Side Peace

Minimal secure secret handoff. Zero external deps. Human opens browser form, submits secret, agent receives it via temp file. Secret NEVER appears in stdout/logs.

This skill is small and auditable and does what it says, but take precautions before running: (1) Prefer binding to localhost (change server.listen to '127.0.0.1' or run behind SSH port-forward) if the human and agent are on the same machine or you don't trust the LAN. (2) Do not pass secrets as plain command-line arguments (they can appear in process lists); use stdin or environment variables handled carefully. The provided one-liner using xargs will place the secret into a command argument briefly — avoid that if you care about process-list leakage. (3) Transport is plain HTTP — avoid using this on untrusted networks (MITM risk). (4) Ensure the temp file is removed promptly and the host firewall prevents unwanted access. If you need stricter guarantees, prefer a link that uses authenticated HTTPS or an out-of-band channel you control. If you want me to, I can suggest a safer invocation pattern (localhost-only or SSH tunneling) or modify the script to bind only to 127.0.0.1 and accept a token-based one-time path.
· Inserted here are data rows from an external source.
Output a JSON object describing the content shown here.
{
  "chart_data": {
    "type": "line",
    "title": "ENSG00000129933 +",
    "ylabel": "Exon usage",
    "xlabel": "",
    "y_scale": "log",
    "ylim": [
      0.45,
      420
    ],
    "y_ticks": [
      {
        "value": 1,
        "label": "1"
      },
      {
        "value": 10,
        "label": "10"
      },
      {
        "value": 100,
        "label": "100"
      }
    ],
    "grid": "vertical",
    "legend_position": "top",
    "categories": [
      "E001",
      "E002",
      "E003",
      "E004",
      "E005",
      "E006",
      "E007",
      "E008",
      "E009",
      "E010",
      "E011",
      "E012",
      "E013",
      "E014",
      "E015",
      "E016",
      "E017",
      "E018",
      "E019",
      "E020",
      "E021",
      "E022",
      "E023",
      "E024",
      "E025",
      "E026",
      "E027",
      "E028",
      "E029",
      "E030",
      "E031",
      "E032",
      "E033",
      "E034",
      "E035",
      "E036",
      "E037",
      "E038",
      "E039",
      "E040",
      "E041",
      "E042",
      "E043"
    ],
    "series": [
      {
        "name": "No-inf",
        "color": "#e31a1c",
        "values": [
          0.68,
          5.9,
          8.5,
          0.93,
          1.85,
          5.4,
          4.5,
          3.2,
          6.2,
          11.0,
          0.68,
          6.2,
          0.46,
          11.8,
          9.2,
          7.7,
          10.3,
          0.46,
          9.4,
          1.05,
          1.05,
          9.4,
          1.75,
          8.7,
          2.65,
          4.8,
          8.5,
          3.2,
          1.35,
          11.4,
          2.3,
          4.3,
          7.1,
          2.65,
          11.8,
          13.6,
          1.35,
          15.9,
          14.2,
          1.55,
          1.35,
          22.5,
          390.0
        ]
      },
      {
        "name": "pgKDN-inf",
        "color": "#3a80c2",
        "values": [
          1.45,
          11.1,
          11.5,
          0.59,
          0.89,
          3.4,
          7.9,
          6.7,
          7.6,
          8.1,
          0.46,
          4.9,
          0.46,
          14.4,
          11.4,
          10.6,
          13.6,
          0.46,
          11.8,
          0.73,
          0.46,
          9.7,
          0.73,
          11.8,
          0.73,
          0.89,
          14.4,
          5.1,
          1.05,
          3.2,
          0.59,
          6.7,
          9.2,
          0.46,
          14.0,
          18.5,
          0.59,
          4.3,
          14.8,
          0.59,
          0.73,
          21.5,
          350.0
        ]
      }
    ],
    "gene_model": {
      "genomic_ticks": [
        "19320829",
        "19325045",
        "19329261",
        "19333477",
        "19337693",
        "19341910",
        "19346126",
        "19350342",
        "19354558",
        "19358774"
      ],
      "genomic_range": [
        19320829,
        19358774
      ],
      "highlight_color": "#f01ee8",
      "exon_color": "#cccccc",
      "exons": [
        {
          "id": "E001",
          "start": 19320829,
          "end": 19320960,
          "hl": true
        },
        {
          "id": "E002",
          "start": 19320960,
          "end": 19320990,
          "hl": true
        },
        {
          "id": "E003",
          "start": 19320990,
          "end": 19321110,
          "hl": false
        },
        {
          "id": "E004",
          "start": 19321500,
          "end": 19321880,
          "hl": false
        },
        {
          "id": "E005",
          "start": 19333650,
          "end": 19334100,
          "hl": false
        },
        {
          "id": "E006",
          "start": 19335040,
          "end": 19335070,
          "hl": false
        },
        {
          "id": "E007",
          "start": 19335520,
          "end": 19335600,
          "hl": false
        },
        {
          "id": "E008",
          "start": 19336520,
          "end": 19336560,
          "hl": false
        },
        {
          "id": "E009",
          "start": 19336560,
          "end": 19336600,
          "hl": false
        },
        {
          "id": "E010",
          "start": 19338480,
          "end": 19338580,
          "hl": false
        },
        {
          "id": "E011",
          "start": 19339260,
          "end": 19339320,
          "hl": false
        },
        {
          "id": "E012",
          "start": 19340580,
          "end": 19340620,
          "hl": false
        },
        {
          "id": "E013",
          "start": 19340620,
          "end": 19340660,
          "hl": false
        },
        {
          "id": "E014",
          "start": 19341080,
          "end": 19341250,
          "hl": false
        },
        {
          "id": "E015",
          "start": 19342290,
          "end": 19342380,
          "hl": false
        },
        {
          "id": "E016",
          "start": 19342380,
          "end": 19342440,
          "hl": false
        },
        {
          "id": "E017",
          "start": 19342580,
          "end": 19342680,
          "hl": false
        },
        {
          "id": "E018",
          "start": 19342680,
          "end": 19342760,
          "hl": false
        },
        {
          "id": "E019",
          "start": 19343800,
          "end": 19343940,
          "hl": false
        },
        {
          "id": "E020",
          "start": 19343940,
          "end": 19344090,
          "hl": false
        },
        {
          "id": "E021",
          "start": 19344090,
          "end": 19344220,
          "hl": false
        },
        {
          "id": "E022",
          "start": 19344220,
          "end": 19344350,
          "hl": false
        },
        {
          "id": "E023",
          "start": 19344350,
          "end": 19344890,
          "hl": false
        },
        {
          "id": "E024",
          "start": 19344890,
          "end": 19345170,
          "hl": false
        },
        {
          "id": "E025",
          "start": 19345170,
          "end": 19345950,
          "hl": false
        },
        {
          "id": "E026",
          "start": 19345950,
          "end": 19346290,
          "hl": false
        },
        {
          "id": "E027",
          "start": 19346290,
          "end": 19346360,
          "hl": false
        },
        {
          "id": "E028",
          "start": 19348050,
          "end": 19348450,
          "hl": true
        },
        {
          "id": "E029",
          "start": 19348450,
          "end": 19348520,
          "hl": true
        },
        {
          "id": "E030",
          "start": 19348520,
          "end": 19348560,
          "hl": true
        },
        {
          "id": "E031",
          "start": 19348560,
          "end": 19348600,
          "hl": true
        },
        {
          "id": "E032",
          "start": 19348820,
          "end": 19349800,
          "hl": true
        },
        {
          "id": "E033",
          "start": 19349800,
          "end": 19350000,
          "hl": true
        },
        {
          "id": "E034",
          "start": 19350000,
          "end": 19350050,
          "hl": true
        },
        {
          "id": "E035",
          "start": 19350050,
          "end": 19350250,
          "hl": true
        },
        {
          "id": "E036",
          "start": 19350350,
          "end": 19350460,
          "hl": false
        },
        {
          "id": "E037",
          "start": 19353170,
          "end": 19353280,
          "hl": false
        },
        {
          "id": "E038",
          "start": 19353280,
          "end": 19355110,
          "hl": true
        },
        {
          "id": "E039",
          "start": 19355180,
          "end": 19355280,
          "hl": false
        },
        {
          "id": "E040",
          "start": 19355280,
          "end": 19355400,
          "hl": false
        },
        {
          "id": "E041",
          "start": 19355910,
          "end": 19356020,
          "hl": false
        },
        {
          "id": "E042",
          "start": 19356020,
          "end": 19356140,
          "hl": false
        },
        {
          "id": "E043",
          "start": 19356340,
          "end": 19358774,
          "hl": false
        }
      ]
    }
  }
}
Type: OpenClaw Skill Name: side-peace Version: 1.1.1 This skill is designed for a secure, minimal secret handoff from a human to an AI agent. The `drop.js` script creates a temporary local HTTP server to receive a secret, which is then written to a temporary file with strict 0o600 permissions and never printed to stdout. The server exits after receiving the secret, ensuring it's a one-time operation. The `SKILL.md` instructions are clear, transparent, and do not contain any prompt injection attempts or directives for malicious actions. All code uses Node.js built-ins, eliminating supply chain risks. No evidence of data exfiltration, malicious execution, persistence, or obfuscation was found.